West Street fire damaged all three floors of Anderson’s home
By LeAnn R. Ralph
COLFAX — When the smoke alarm started going off late in the afternoon on June 7, the sound did not really register with Kim Anderson.
“The smoke alarm goes off when the girls burn a pizza or something like that,” Anderson said.
But as the alarm continued to sound off, Anderson remembered that her daughters were not home that afternoon.
“I went to investigate, and the fire (that started in the basement) was already starting to come upstairs,” she said.
Three fire departments — Colfax, Elk Mound and Menomonie — responded to the fire at Anderson’s home at 505 West Street in Colfax.
Firefighters were on the scene for several hours.
The fire started with a malfunction in an electrical panel.
The front part of Anderson’s home is about a hundred years old, which contributed to helping the fire spread rapidly.
“The house was built by Myrtle Gunderson. They found straw in the walls for insulation. That’s why the fire went up into the walls so fast. They said the house was 80 to 100 years old,” Anderson said.
All three floors of the house suffered fire, smoke and water damage.
“What the fire didn’t get, the smoke and water did,” Anderson said.
The week of July 15, crew members from Servpro were working to remove insulation from the attic of Anderson’s home.
“The whole house will have to be gutted and rebuilt,” she said.
Anderson said she has been told that the work on her house will take up to six months.
“Delanie is going off to school August 28 to Green Bay for medical engineering. She won’t even know the house when she comes back for Thanksgiving. She had her (high school) graduation party at the fairgrounds on Sunday, and the fire was (the following) Friday,” Anderson said.
Anderson has received a permit from the Village of Colfax to temporarily install a mobile home next to her house so that she has somewhere to live while her house is being rebuilt.

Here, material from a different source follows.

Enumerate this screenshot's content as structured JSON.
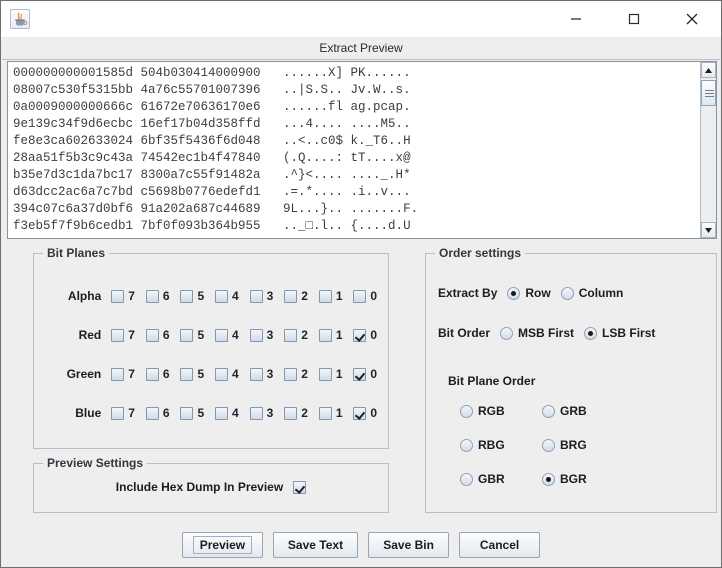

Inside Anderson’s home, the floor in the front room is completely gone, and evidence of fire, smoke and water damage is everywhere — even in the air that still carries a strong smell of smoke six weeks after the fire.
For the past 25 years, Anderson has worked as a costume designer for a number of theaters, including the Mabel Tainter in Menomonie. The basement of her home contained a variety of costumes.
“That was my work room down there. And now it’s all gone. All the costumes. Even my sewing machines,” Anderson said.
“For me to do a play now, it would be thousands of dollars in start-up costs,” Anderson noted.
Anderson also is mourning the loss of her daughter’s cat.
“I threw the kitty carrier out on the porch and went back to get him. He was down there, and I couldn’t get him out,” Anderson said.
“The cat — and then losing all of the costumes and all of that time. I think that’s the worst,” she said.
Even all of Anderson’s family photos were destroyed.
When asked if she had a photograph of herself and her daughters that the newspaper could use, the only picture Anderson had was of her three girls taken at Easter in 2005.
“I wish I did have other photos, but this is all that’s left,” she said.